Past Research Projects

Learn Braille Device (2015 - 16)

   Braille is a language that was developed with the sole intention of providing a medium for users who are blind or have low-vision to understand text the same way humans read and write text. Due to the loss of at least one sensory input, this language systems relies on a user’s ability to touch and feel. However, historically, in order to learn braille, the user must rely on additional help to understand how to obtain information from braille. Especially in this era when there are less teaching professionals qualified to teach braille. Therefore, we present a novel approach that provides an alternative to helping users who are blind or low-blind disabilities to learn braille by use of affordable technologies.

Adaptive Learning System in Language based Environment for Children with Autism Spectrum Disorder (2015 - 16)

   Autism spectrum disorder (ASD) is one of the most significant public health concerns in the United States and also worldwide. Children with ASD are often lack in verbal ability. Even though early interventions can improve it greatly, high cost and difficult access to special education services challenge families with a child with ASD. This research study proposes a technical methodology that can be easily deployed in a daily environment of children with ASD and teach language to them with low cost, based on embedded devices and semantic information which can be extended to a cyber-physical system in the future. This method will provide verbal descriptions of objects and also adapt the level of descriptions to the child's learning achievements.

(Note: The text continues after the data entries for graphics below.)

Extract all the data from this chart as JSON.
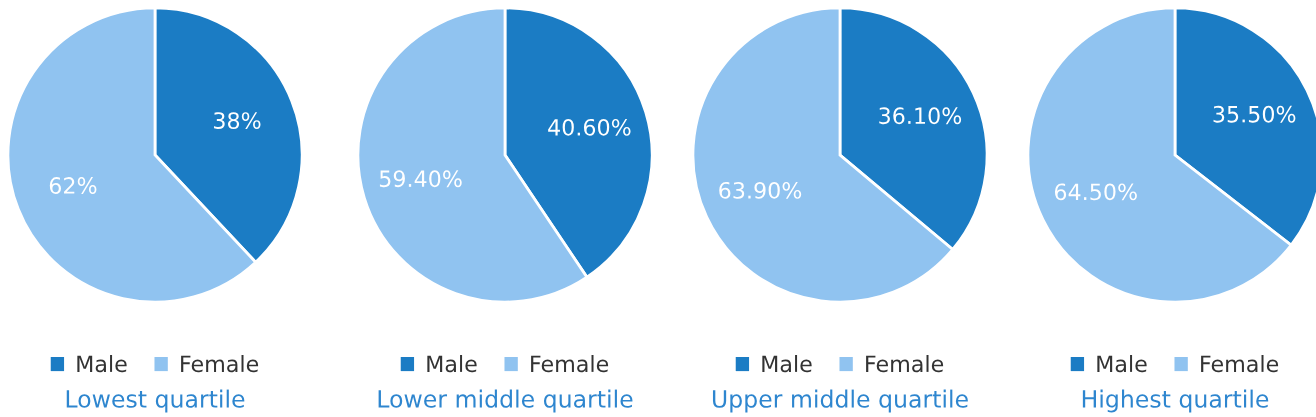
{
  "chart_data": [
    {
      "type": "pie",
      "title": "Lowest quartile",
      "categories": [
        "Male",
        "Female"
      ],
      "values": [
        38,
        62
      ],
      "value_labels": [
        "38%",
        "62%"
      ],
      "colors": [
        "#1b7cc4",
        "#90c3f0"
      ],
      "legend": "bottom"
    },
    {
      "type": "pie",
      "title": "Lower middle quartile",
      "categories": [
        "Male",
        "Female"
      ],
      "values": [
        40.6,
        59.4
      ],
      "value_labels": [
        "40.60%",
        "59.40%"
      ],
      "colors": [
        "#1b7cc4",
        "#90c3f0"
      ],
      "legend": "bottom"
    },
    {
      "type": "pie",
      "title": "Upper middle quartile",
      "categories": [
        "Male",
        "Female"
      ],
      "values": [
        36.1,
        63.9
      ],
      "value_labels": [
        "36.10%",
        "63.90%"
      ],
      "colors": [
        "#1b7cc4",
        "#90c3f0"
      ],
      "legend": "bottom"
    },
    {
      "type": "pie",
      "title": "Highest quartile",
      "categories": [
        "Male",
        "Female"
      ],
      "values": [
        35.5,
        64.5
      ],
      "value_labels": [
        "35.50%",
        "64.50%"
      ],
      "colors": [
        "#1b7cc4",
        "#90c3f0"
      ],
      "legend": "bottom"
    }
  ]
}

This project is collaborated with the M2M Lab at Purdue University.

Establishment of End-to-End Wireless Network with Mobile Robots (2013 - 16)

   In this research we tackle the fundamental problem of finding the optimal location and allocation of mobile robots in an application of the establishment of an immediate end-to-end communication. Often this is called the multi-robot deployment problem in networked robotics. To this end, we formulate an end-to-end communication problem, in a general optimization form, with constraints that consider the operation of robots and the types of antennas. Additionally, constraints on the propagation of radio signals and infeasible locations of robots within physical obstacles are also taken into consideration for a dense space. To solve the optimization problem we explore the use of evolutionary optimization techniques such as Genetic Algorithm (GA) and Particle Swarm Optimization (PSO).